Una “Convention” al “Mastio della Cittadella” e un week-end di “Gran Gala Show” al “Teatro Alfieri”: 1500 illusionisti e oltre 30 star internazionali, una maratona di più di 100 ore consecutive di altissimo spettacolo articolate in una cinquantina di eventi per 4 giorni di full immersion nel mondo travolgente della più straordinaria arte della magia. Questo è “Masters of Magic World Tour” , il più importante spettacolo del “magico” al mondo, che letteralmente travolgerà la città da giovedì 26 a domenica 29 maggio, con la sua XX edizione, trasformando Torino in “Capitale mondiale della magia”. Cuore della kermesse, prodotta da “Masters of Magic” (“engagement company” leader nella produzione di eventi live e televisivi) sotto la direzione artistica di Walter Rolfo (coach ed esperto in processi percettivi), per la regia di Alessandro Marrazzo, sarà il “Gran Gala Show” in programma sabato prossimo 28 maggio alle 17 e alle 21 e domenica 29 alle 15 e alle 19 al “Teatro Alfieri” di piazza Solferino 4 a Torino.

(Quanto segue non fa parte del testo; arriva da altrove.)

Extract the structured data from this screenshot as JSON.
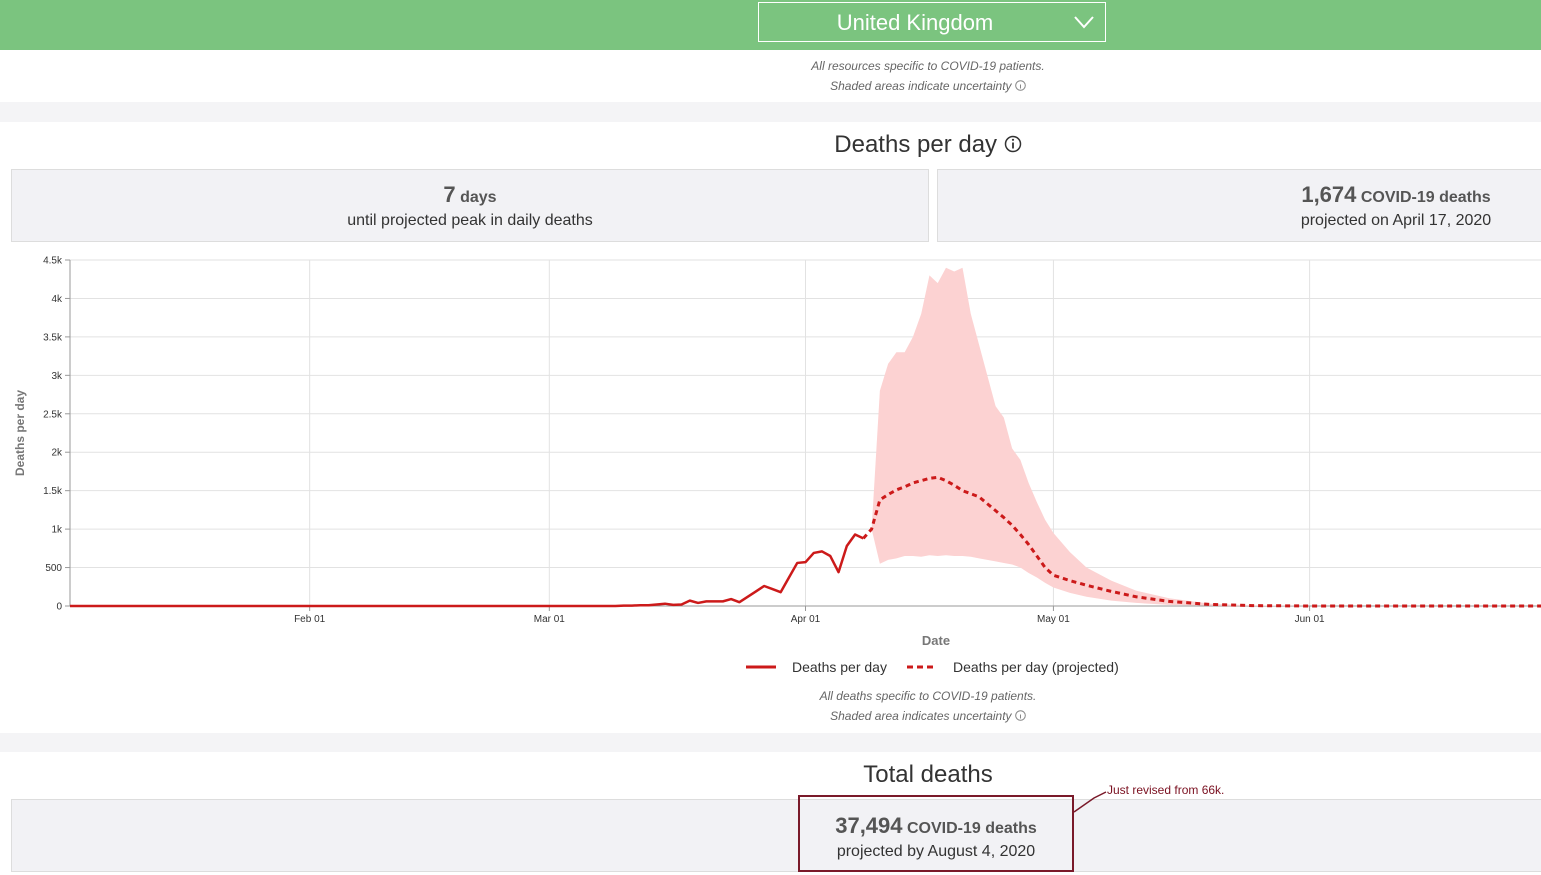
{
  "header": {
    "location": "United Kingdom",
    "notes": [
      "All resources specific to COVID-19 patients.",
      "Shaded areas indicate uncertainty"
    ]
  },
  "deaths_per_day": {
    "title": "Deaths per day",
    "stats": [
      {
        "number": "7",
        "unit": "days",
        "caption": "until projected peak in daily deaths"
      },
      {
        "number": "1,674",
        "unit": "COVID-19 deaths",
        "caption": "projected on April 17, 2020"
      }
    ],
    "notes": [
      "All deaths specific to COVID-19 patients.",
      "Shaded area indicates uncertainty"
    ]
  },
  "chart_data": {
    "type": "line",
    "x_label": "Date",
    "y_label": "Deaths per day",
    "xlim": [
      "Jan 03",
      "Jun 29"
    ],
    "xticks": [
      "Feb 01",
      "Mar 01",
      "Apr 01",
      "May 01",
      "Jun 01"
    ],
    "ylim": [
      0,
      4500
    ],
    "yticks": [
      0,
      500,
      {
        "value": 1000,
        "label": "1k"
      },
      {
        "value": 1500,
        "label": "1.5k"
      },
      {
        "value": 2000,
        "label": "2k"
      },
      {
        "value": 2500,
        "label": "2.5k"
      },
      {
        "value": 3000,
        "label": "3k"
      },
      {
        "value": 3500,
        "label": "3.5k"
      },
      {
        "value": 4000,
        "label": "4k"
      },
      {
        "value": 4500,
        "label": "4.5k"
      }
    ],
    "grid": true,
    "series": [
      {
        "name": "Deaths per day",
        "color": "#cc1a1a",
        "dashed": false,
        "x": [
          "Jan 03",
          "Mar 09",
          "Mar 10",
          "Mar 11",
          "Mar 12",
          "Mar 13",
          "Mar 14",
          "Mar 15",
          "Mar 16",
          "Mar 17",
          "Mar 18",
          "Mar 19",
          "Mar 20",
          "Mar 21",
          "Mar 22",
          "Mar 23",
          "Mar 24",
          "Mar 25",
          "Mar 26",
          "Mar 27",
          "Mar 28",
          "Mar 29",
          "Mar 30",
          "Mar 31",
          "Apr 01",
          "Apr 02",
          "Apr 03",
          "Apr 04",
          "Apr 05",
          "Apr 06",
          "Apr 07",
          "Apr 08"
        ],
        "values": [
          0,
          0,
          5,
          5,
          10,
          10,
          20,
          30,
          15,
          20,
          70,
          40,
          60,
          60,
          60,
          90,
          50,
          120,
          190,
          260,
          220,
          180,
          370,
          560,
          570,
          690,
          710,
          650,
          440,
          780,
          930,
          880
        ]
      },
      {
        "name": "Deaths per day (projected)",
        "color": "#cc1a1a",
        "dashed": true,
        "x": [
          "Apr 08",
          "Apr 09",
          "Apr 10",
          "Apr 11",
          "Apr 12",
          "Apr 13",
          "Apr 14",
          "Apr 15",
          "Apr 16",
          "Apr 17",
          "Apr 18",
          "Apr 19",
          "Apr 20",
          "Apr 21",
          "Apr 22",
          "Apr 23",
          "Apr 24",
          "Apr 25",
          "Apr 26",
          "Apr 27",
          "Apr 28",
          "Apr 29",
          "Apr 30",
          "May 01",
          "May 03",
          "May 05",
          "May 08",
          "May 11",
          "May 15",
          "May 20",
          "May 25",
          "Jun 01",
          "Jun 29"
        ],
        "values": [
          880,
          1000,
          1380,
          1450,
          1510,
          1550,
          1600,
          1630,
          1660,
          1674,
          1630,
          1570,
          1500,
          1460,
          1420,
          1330,
          1240,
          1150,
          1050,
          930,
          800,
          650,
          500,
          400,
          330,
          270,
          190,
          120,
          60,
          20,
          5,
          0,
          0
        ]
      }
    ],
    "band": {
      "color": "#fcd2d2",
      "x": [
        "Apr 09",
        "Apr 10",
        "Apr 11",
        "Apr 12",
        "Apr 13",
        "Apr 14",
        "Apr 15",
        "Apr 16",
        "Apr 17",
        "Apr 18",
        "Apr 19",
        "Apr 20",
        "Apr 21",
        "Apr 22",
        "Apr 23",
        "Apr 24",
        "Apr 25",
        "Apr 26",
        "Apr 27",
        "Apr 28",
        "Apr 29",
        "Apr 30",
        "May 01",
        "May 03",
        "May 05",
        "May 08",
        "May 11",
        "May 15",
        "May 20",
        "May 25",
        "Jun 01"
      ],
      "upper": [
        1000,
        2800,
        3150,
        3300,
        3300,
        3500,
        3800,
        4300,
        4200,
        4400,
        4350,
        4400,
        3800,
        3400,
        3000,
        2600,
        2450,
        2050,
        1900,
        1600,
        1350,
        1120,
        950,
        700,
        500,
        330,
        200,
        100,
        30,
        10,
        0
      ],
      "lower": [
        1000,
        550,
        600,
        620,
        650,
        650,
        640,
        660,
        650,
        660,
        650,
        650,
        640,
        620,
        600,
        580,
        560,
        540,
        500,
        430,
        370,
        300,
        240,
        170,
        120,
        70,
        40,
        15,
        5,
        0,
        0
      ]
    }
  },
  "total_deaths": {
    "title": "Total deaths",
    "number": "37,494",
    "unit": "COVID-19 deaths",
    "caption": "projected by August 4, 2020",
    "annotation": "Just revised from 66k."
  }
}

A salire sul palco dell’ “Alfieri”, insieme a Walter Rolfo, saranno la super star Dan Sperry per la prima volta in Italia con le sue illusioni uniche e taglienti, accanto a uno dei maghi più amati e seguiti d’Italia, Raul Cremona, e insieme a lui il campione mondiale di mnemonica Vanni De Luca, l’artista del “Cirque du Soleil” specializzato in giocoleria orizzontale Victor Moiseev, il contorsionista australiano figlio d’arte, Captain Frodo, il giovane trasformista coreano Man Ho Han, il fantasista Ernesto Planas, il campione del mondo di manipolazione Niek Takens e il gruppo Campione del Mondo di grandi illusioni Magus Utopia che presenterà per l’occasione uno spettacolo al confine tra teatro e magia. Due ore di pura meraviglia e incanto! E intanto in attesa del “Gran Gala”, al “Mastio della cittadella”, si terrà giovedì 26 la “Cerimonia di apertura” o “Convention 2022” che proseguirà fino a domenica 29 maggio. Anche qui si susseguiranno nomi di altissimo livello: da Richard Wiseman,
professore di psicologia e illusionista britannico di fama mondiale, al già ricordato Raul Cremona fino al mentalista e concorrente di “Italia’s Got Talent 2019”, Andrea Paris, al campione europeo di cartomagia Francesco Fontanelli e al giovane duo di talento Jack Nobile & Hyde, fino allo straordinario “Freak Show” in programma giovedì notte, in memoria del mago Jabba (al secolo Piero Ustignani), di recente scomparso. Da rammentare che “Master of Magic” sarà, anche quest’anno, occasione di lancio per giovani talenti del settore che potranno concorrere al Premio Internazionale “Trofeo Victor Balli”, fra i più importanti riconoscimenti al mondo, al “Campionato Italiano di Magia”, i cui concorrenti vengono selezionati durante l’anno in tutt’Italia per poi sfidarsi nel “Gran Finale” e alla “Grolla d’Oro”, che consacra i migliori artisti dell’illusione al mondo, e che quest’anno verrà assegnato a Richard Wiseman, ospite a Torino venerdì 27 maggio. E non finisce qui. La magia di questa XX edizione del “Masters of Magic World Tour” quest’anno raggiungerà anche la “Reggia di Venaria”, dove, dal 2 al 5 giugno, l’evento proseguirà, fra close-up e corner magici in grado di stupire e incantare i grandi e anche i più piccini, animando di spettacolari performance di street-magic i giardini della “Reggia”, Patrimonio Mondiale dell’Umanità UNESCO. Il programma si inserisce all’interno del calendario di eventi ed attività culturali della “Venaria” dedicate al tema del “Gioco”.